Prevalence and treatment of heart failure in Swedish nursing homes
1 Department of Clinical Sciences in Malmö, Center for Primary Health Care Research, Lund University, Malmö, Sweden
2 Department of Medical and Health Sciences, Primary Care, Linköping University, Linköping, Sweden
BMC Geriatrics 2013, 13:118 doi:10.1186/1471-2318-13-118Published: 5 November 2013
Since the burden of care for elderly patients with heart failure (HF) can be decreased by therapeutic measures, it is important that such patients are identified correctly. This study explores the prevalence of HF in nursing homes in Sweden, with special consideration of the risk of failure to diagnose HF in the study population. A second aim is to explore medication and the adherence to guidelines for the treatment of HF.
429 patients from 11 nursing homes were included during 2008–2011. Information about diagnoses and medications from patient records, blood samples, questionnaire responses and blood pressure measurements were collected. The baseline characteristics of the patients, their medications and one-year mortality were identified and then compared regarding HF diagnosis and B-type natriuretic peptide (BNP) levels. A BNP level of >100 ng/L was used to identify potential cases of HF.

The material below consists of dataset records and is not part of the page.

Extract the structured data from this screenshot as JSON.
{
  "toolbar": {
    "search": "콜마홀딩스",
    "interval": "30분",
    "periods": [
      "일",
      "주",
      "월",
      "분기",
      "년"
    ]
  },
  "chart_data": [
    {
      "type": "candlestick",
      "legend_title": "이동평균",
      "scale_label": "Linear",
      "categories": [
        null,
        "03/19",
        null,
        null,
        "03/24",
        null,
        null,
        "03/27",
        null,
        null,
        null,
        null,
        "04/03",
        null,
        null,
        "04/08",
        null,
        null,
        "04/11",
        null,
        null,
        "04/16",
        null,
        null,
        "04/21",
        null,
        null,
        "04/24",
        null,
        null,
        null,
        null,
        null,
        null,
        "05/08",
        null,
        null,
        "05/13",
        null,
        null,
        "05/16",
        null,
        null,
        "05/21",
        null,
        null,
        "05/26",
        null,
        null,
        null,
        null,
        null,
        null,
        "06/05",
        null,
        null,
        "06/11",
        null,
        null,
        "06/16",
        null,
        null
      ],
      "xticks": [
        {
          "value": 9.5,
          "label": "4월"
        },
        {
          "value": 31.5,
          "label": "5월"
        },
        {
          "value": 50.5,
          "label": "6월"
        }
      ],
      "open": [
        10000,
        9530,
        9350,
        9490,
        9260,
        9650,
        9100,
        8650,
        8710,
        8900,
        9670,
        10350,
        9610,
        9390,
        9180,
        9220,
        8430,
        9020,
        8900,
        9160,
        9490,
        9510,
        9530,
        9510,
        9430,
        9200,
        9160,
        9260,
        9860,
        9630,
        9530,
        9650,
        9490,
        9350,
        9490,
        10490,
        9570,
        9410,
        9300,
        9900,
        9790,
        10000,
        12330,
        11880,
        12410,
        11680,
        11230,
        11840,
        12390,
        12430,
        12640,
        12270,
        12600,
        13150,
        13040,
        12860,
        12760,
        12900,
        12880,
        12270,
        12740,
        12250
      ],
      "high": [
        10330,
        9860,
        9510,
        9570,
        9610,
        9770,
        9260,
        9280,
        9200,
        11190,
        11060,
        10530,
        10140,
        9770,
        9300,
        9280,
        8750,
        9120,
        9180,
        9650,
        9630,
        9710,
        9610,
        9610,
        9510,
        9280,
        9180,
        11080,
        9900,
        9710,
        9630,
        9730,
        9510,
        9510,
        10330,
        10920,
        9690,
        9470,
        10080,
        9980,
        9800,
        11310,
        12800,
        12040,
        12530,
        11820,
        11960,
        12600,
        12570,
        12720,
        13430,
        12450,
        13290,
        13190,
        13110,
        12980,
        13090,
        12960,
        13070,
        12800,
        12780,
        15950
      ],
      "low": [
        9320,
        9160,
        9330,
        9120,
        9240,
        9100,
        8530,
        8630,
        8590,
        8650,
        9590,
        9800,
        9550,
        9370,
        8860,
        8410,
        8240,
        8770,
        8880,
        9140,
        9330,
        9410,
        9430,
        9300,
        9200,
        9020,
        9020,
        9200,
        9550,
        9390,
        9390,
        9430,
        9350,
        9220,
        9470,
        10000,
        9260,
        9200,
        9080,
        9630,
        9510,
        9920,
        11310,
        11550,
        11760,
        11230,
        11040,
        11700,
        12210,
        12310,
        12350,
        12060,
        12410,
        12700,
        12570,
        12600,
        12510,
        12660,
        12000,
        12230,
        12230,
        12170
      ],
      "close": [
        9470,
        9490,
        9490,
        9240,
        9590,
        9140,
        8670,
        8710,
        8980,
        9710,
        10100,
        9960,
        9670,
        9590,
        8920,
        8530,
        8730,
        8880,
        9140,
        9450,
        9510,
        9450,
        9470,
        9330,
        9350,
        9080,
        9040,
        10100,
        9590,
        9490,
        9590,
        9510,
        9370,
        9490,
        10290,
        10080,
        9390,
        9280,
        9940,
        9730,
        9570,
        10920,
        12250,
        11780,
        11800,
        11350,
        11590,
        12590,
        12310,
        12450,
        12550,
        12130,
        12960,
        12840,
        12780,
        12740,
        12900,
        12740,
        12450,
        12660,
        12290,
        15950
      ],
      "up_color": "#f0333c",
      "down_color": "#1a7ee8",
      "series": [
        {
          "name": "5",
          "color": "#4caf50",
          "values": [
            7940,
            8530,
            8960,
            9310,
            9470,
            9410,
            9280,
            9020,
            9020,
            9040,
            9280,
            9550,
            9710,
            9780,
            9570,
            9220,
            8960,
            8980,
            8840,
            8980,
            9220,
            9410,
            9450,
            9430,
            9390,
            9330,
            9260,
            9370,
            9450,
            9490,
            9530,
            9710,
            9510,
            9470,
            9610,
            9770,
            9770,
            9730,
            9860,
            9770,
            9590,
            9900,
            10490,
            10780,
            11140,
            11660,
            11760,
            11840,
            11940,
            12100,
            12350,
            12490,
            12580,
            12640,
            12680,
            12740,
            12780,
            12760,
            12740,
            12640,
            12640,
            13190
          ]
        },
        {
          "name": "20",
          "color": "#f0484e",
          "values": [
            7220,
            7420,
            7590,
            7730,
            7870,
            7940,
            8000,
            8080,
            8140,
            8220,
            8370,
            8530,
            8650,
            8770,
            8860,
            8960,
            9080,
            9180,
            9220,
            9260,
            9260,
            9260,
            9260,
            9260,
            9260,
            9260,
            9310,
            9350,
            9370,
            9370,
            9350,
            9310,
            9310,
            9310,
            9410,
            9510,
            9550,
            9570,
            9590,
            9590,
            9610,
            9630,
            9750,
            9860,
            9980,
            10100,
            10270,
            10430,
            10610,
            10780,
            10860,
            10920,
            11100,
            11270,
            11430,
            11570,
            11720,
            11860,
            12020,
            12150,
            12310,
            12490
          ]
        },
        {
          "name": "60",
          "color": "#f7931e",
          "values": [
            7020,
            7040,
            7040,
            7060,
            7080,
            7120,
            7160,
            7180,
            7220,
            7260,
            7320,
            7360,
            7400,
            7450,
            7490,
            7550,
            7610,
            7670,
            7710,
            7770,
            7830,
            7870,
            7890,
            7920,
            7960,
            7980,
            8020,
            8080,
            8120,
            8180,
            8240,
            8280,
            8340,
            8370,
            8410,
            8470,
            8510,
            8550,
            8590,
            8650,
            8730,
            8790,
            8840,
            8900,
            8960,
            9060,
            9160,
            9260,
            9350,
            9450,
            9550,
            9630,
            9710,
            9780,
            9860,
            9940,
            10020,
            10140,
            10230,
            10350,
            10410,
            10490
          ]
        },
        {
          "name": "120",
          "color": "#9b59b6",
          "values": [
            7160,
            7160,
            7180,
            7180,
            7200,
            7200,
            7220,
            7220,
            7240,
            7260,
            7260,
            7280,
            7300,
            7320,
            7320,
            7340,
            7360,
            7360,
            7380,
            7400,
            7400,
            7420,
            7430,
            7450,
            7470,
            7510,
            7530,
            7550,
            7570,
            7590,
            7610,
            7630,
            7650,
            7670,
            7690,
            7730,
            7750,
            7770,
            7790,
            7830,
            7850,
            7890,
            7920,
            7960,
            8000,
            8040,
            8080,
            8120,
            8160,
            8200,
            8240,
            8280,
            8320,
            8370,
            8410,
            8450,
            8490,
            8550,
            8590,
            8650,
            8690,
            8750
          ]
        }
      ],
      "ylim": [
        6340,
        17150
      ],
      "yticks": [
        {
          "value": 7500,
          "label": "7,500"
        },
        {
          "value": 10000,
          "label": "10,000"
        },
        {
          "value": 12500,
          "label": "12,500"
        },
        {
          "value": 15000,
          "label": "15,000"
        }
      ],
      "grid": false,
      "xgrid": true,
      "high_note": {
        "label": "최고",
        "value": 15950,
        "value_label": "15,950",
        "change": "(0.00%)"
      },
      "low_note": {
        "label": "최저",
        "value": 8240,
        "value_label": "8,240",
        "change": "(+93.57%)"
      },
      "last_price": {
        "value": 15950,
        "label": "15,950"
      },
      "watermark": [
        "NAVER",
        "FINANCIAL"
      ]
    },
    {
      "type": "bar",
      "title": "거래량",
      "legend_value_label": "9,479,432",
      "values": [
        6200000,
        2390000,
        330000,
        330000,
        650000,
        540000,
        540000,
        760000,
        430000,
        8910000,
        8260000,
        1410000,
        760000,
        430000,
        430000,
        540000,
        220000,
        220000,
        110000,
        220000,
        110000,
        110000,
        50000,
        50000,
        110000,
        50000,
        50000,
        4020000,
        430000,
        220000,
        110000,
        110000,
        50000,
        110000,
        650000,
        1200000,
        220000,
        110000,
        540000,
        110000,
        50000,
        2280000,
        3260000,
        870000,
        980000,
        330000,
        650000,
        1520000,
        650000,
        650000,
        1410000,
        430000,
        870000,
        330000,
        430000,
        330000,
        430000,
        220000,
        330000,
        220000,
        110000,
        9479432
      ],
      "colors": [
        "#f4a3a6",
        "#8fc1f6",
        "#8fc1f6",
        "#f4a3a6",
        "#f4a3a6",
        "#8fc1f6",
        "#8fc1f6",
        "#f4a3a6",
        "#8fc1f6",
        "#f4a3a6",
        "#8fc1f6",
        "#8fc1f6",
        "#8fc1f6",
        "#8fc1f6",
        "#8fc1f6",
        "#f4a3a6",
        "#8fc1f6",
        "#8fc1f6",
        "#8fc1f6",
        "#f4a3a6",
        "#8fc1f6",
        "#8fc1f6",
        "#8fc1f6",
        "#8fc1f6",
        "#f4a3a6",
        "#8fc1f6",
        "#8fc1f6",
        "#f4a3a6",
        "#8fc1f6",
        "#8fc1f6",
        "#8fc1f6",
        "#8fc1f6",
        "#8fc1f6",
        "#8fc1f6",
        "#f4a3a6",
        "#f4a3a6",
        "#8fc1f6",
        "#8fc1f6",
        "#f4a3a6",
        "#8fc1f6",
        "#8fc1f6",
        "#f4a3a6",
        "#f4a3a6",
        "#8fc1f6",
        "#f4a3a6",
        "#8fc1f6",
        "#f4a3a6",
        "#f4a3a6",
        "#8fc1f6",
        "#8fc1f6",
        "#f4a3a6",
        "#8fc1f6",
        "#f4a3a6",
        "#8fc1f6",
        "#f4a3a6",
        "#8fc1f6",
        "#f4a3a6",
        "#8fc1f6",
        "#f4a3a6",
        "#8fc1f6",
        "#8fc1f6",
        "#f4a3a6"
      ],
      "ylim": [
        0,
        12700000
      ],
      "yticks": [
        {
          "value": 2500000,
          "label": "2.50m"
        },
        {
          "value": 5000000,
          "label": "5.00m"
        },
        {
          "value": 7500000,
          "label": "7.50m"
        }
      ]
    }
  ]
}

The point prevalence of HF diagnosis in the medical records in the study population was 15.4%. With the recommended cut-off value for BNP, up to 196 subjects in the study population (45.7%) qualified for further screening of potential HF.
The subjects in the HF and non-HF groups were similar with the exception of mean age, BNP levels and Mini Mental State Examination results which were higher in the HF group, and the eGFR and blood pressure, which were lower when HF. The subjects with higher BNP values were older and had lower eGFR, Hb, diastolic blood pressure and BMI. The subjects with HF diagnoses were in many cases not treated according to the guidelines. Loop diuretics were often used without concomitant ACE inhibitors or angiotensin receptor blockers. The subjects without HF diagnoses in the medical records at inclusion but with BNP values >100 ng/L had less appropriate HF medication. The one-year mortality was 52.9% in the population with HF.
Our study suggests that the estimated prevalence of HF in nursing homes in Sweden would increase if BNP measurements were used to select patients for further examinations. The pharmacological treatment of HF varied substantially, as did adherence to guidelines.